Reading about Skype's IPO filing on Gigaom reminded me of a conversation that I and Michael Osterman had with David Gurlé, the general manager for Skype for Business in June. Gurlé was in France at the time when we caught up with him, and we spoke about the Skype's future in the business market. He was bullish, as you'd expect, about their prospects to penetrate business, and went through detailed plans on how Skype for Business would succeed in business communications.
Business is an important area for Skype. The VoIP platform has emerged from being a solely consumer solution to one that is used today by 37 percent of Skype users for business purposes. Building on that success is important for Gurlé's team, as a simple reading of the S-1 filing shows. The Risk Factors section, for example, calls out how Skype's continued growth will depend on its ability to succeed in the business market:
Although our net revenues have increased substantially over the last few years, we may not be able to maintain historical rates of net revenue growth. We believe that our continued growth will depend, among other factors, on our ability to:
- attract new users, convert connected users into paying users, keep existing paying users actively using our paid products, and increase purchases of our paid products by our paying users;
- develop new sources of revenue from our users and other customers, such as business users;
- react to changes in consumer access to and use of the Internet;
- expand into new market segments and integrate new devices, platforms and operating systems;
- increase the awareness of our brand across geographies;
- provide our customers with a superior user experience, customer support and payment experiences; and
- maintain effective and integrated payment processing capabilities.

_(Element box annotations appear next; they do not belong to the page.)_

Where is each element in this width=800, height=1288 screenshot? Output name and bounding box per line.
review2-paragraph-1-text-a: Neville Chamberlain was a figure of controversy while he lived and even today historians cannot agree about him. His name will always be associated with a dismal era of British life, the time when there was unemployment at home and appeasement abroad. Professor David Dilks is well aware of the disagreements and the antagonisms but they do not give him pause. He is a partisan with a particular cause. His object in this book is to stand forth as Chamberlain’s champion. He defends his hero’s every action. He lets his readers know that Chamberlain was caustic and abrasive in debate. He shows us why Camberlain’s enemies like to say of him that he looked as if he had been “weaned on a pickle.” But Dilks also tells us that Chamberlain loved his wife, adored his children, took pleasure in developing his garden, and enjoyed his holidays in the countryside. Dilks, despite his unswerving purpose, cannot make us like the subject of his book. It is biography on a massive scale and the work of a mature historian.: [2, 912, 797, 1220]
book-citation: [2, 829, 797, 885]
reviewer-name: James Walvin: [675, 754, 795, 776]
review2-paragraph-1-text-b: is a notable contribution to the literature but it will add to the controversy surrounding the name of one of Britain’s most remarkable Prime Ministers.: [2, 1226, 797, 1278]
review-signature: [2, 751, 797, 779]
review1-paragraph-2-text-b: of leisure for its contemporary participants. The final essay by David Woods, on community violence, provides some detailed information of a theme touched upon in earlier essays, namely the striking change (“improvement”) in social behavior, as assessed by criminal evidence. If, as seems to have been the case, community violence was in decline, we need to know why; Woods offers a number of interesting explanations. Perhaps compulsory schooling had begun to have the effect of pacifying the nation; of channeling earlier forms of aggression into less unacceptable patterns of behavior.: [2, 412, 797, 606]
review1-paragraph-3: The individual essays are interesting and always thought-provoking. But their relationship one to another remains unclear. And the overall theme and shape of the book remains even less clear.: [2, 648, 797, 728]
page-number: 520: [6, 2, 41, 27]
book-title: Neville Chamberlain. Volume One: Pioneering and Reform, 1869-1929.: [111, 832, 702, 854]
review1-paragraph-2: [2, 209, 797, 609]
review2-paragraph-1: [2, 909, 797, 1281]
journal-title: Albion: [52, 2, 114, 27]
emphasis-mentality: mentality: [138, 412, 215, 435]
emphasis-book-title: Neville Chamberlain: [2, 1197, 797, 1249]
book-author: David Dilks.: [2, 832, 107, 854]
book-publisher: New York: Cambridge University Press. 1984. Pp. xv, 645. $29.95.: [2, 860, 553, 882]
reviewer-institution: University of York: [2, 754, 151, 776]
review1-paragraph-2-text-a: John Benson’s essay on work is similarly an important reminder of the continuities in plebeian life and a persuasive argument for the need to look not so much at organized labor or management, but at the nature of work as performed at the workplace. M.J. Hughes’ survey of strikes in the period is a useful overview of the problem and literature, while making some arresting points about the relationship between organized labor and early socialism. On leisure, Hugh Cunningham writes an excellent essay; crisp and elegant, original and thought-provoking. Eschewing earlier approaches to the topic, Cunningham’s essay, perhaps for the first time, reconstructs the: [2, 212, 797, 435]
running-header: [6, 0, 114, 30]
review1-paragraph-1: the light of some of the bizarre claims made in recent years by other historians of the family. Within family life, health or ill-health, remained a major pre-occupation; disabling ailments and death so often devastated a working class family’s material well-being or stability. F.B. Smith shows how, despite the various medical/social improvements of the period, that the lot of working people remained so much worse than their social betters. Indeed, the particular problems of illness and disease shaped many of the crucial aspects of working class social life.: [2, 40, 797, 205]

However, we cannot assure you that we will successfully implement any of these steps," the filing states. Gurlé should be all too familiar with the challenges of the building collaboration platforms for the business world. He came to Skype from Thomson Reuters where he was the Global Head of Collaboration Services. Prior to that he headed up the Microsoft's Real Time Communication business.
And in good fashion, he's focused the group on the premise of the virtual office. Quoting Garter statistics, he points out that by 2011, 46.6M employees will spend at least one day per week teleworking; more then twice that many (112 Million) will work from one home one day/month. Lest you think that's only in enterprises, at least 50 percent of business operates from one or more location and nearly 20 percent operate from six or more locations (Quericia Insight, "Information Security for SMBs," December, 2007.)